В Рождественский вечер мы все пошли к вечерней службе в старую церковь Гейяра. Граф сидел на первой из скамей, отведенных в церкви для семьи, живущей в замке; рядом с ним сидела Женевьева, а остальные гости позади них. Еще дальше сидели я и Нуну; и поскольку присутствовали все слуги, скамьи, отведенные для обитателей замка, были заполнены.
Я заметила Бастидов, одетых по-праздничному: мадам Бастид в черном, а Габриэль в сером, что было ей очень к лицу. С ней был молодой человек, которого я иногда видела на винограднике; это был Жак, который был вместе с Арманом Бастидом во время того несчастного случая — я узнала его по шраму на левой щеке.
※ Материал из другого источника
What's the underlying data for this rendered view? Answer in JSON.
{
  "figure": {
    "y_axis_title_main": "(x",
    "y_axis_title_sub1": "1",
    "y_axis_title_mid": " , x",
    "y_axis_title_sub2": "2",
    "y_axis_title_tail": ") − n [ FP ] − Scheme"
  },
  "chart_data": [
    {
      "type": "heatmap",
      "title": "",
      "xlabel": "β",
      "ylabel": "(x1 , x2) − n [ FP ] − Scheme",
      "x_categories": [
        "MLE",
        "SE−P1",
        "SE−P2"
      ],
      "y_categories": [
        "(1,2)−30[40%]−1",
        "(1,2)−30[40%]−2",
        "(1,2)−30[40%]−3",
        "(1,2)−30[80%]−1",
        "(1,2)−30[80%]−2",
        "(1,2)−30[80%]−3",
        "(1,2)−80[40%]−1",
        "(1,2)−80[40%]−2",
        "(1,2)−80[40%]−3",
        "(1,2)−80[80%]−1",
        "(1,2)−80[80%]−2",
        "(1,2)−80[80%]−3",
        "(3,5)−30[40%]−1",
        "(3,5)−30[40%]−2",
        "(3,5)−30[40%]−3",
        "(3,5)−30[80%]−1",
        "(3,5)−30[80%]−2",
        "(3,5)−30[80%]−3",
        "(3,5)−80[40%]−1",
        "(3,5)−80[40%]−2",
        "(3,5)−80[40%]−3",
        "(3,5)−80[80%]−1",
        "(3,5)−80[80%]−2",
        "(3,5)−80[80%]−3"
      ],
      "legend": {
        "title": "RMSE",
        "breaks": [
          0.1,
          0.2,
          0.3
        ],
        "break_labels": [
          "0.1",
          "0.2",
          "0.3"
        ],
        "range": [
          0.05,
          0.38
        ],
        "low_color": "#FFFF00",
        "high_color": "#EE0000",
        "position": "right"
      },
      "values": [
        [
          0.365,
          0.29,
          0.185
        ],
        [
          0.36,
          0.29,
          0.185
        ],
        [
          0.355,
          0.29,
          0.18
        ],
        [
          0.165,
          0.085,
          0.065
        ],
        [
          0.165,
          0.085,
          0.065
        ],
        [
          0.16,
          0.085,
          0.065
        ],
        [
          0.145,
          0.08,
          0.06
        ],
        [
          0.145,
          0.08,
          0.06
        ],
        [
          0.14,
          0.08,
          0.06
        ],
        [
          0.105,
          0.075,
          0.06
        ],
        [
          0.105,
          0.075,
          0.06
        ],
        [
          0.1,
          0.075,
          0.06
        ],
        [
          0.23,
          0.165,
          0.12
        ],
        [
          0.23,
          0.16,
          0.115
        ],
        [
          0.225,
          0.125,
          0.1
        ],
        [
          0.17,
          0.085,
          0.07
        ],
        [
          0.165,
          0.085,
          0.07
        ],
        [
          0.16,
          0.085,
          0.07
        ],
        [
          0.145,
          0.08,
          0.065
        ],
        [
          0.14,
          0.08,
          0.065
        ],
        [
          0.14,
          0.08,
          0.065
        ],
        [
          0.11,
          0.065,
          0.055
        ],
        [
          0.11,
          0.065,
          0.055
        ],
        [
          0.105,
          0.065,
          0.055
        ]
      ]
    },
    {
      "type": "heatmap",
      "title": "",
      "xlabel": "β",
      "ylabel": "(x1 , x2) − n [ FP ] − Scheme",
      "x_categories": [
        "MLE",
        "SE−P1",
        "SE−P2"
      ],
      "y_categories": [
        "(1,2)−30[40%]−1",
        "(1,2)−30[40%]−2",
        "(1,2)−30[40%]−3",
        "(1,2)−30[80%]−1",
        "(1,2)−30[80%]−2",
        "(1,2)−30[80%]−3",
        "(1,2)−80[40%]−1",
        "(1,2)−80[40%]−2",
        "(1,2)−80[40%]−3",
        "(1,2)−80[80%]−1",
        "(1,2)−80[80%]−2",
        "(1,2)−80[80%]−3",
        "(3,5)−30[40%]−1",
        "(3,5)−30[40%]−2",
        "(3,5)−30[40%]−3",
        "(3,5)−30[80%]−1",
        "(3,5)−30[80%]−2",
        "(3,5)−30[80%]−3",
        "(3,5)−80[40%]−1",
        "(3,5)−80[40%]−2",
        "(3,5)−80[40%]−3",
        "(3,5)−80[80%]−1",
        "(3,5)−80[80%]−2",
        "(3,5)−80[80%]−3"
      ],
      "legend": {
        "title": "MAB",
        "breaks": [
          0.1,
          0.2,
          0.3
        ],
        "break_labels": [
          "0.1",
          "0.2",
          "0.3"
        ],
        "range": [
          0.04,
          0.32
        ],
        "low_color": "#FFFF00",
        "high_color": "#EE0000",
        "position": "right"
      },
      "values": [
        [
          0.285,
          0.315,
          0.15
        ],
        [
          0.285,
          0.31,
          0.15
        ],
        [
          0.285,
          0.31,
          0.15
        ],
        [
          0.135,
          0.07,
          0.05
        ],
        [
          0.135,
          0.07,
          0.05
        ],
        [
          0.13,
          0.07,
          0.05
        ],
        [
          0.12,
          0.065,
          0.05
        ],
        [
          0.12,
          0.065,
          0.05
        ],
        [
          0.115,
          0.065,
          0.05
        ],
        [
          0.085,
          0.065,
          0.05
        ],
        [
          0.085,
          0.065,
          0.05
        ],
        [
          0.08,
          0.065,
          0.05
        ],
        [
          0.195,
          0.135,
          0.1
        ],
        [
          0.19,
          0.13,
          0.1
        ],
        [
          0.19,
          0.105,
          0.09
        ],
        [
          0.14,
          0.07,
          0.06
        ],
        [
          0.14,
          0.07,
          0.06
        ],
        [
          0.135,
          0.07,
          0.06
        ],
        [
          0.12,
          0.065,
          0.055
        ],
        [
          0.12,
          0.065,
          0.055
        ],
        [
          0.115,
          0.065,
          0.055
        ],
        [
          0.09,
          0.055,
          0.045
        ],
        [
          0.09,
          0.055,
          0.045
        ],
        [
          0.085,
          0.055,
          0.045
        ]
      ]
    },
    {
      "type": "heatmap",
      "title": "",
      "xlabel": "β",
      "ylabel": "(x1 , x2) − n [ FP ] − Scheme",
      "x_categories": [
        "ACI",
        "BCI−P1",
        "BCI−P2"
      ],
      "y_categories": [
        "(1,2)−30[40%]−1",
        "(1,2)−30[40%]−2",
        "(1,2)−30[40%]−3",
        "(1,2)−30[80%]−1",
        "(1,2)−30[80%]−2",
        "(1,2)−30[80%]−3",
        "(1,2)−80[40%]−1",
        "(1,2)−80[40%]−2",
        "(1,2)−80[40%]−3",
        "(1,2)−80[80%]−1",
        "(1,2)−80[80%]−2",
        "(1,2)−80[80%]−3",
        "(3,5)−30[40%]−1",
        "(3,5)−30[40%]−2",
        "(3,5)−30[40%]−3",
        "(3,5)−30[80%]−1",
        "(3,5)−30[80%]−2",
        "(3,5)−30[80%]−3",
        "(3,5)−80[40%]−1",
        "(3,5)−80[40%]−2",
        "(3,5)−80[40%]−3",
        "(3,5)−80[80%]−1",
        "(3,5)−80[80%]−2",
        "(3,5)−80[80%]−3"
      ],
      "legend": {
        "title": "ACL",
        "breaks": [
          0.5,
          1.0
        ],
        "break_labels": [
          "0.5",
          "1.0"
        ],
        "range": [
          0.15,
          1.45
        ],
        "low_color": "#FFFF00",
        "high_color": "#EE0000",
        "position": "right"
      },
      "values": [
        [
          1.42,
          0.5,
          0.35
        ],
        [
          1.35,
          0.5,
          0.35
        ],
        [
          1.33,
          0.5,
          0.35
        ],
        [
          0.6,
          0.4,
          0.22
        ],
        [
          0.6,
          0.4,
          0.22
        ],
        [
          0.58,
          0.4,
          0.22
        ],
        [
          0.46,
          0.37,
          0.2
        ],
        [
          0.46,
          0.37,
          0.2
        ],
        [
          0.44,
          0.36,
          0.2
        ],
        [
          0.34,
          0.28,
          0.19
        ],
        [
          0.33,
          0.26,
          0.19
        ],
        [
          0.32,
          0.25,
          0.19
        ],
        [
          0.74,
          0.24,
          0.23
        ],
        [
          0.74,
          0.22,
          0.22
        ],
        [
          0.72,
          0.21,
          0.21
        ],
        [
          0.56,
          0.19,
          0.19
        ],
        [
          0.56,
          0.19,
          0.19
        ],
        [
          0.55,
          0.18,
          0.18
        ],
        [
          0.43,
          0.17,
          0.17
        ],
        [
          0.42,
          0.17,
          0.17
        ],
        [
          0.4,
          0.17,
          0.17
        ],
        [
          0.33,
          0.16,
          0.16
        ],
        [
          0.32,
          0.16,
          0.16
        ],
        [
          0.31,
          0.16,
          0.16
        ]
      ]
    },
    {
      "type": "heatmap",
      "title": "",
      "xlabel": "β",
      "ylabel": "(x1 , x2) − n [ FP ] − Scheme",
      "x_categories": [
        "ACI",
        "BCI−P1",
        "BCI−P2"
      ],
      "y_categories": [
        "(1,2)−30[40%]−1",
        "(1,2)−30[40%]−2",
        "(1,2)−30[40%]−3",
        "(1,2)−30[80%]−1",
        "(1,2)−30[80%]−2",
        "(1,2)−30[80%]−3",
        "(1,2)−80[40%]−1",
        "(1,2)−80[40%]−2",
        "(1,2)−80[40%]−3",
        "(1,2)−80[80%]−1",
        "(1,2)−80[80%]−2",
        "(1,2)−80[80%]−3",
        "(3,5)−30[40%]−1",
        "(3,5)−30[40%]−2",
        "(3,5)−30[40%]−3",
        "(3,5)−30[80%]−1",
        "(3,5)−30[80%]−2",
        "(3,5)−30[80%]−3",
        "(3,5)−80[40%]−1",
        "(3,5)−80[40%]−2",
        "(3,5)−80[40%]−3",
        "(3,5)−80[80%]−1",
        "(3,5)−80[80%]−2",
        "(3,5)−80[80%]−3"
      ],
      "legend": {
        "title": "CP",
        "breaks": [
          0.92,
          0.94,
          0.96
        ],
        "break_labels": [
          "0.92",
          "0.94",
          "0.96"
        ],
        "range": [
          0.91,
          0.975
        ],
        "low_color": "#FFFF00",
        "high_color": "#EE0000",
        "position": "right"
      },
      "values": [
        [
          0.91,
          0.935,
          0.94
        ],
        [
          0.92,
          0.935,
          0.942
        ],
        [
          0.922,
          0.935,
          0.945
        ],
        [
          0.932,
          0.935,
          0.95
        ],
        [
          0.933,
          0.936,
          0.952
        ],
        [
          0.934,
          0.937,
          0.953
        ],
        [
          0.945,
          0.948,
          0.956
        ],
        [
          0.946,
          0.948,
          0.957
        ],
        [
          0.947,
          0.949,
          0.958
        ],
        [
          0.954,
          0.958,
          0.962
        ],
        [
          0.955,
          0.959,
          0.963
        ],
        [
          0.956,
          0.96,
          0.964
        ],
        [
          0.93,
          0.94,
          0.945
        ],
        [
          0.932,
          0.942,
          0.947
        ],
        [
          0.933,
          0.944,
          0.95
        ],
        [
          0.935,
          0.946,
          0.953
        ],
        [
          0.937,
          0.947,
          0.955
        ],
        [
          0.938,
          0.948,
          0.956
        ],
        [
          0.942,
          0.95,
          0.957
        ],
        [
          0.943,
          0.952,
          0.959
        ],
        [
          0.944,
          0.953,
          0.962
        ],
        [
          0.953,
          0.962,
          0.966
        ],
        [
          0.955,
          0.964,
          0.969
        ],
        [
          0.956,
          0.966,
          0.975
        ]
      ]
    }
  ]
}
Непоседливые Ив и Марго не могли стоять на месте; без сомнения, Марго теперь вместо часов считала минуты.
Я видела, что Женевьева смотрит на них, и догадалась, что ей хотелось пойти в гости к Бастидам, и вовсе не в замок, и принять участие в веселье, которое могут придать Рождеству только дети.
Я была рада тому, что объявила Женевьеве, что собираюсь поставить свои ботинки у камина в классной комнате, и предложила ей сделать то же самое. Это будет маленький спокойный, по сравнению с бурным оживлением рождественского утра у камина Бастидов, праздник, но все же это лучше, чем ничего; и меня поразило воодушевление Женевьевы. В конце концов, она не привыкла к большой семье; и когда была жива ее мать, их, видимо, было трое — Женевьева, Франсуаза, Нуну и, может быть, гувернантка. А как же граф? Наверное, когда жена была жива, а дочь была маленькой, он тоже соблюдал рождественские традиции.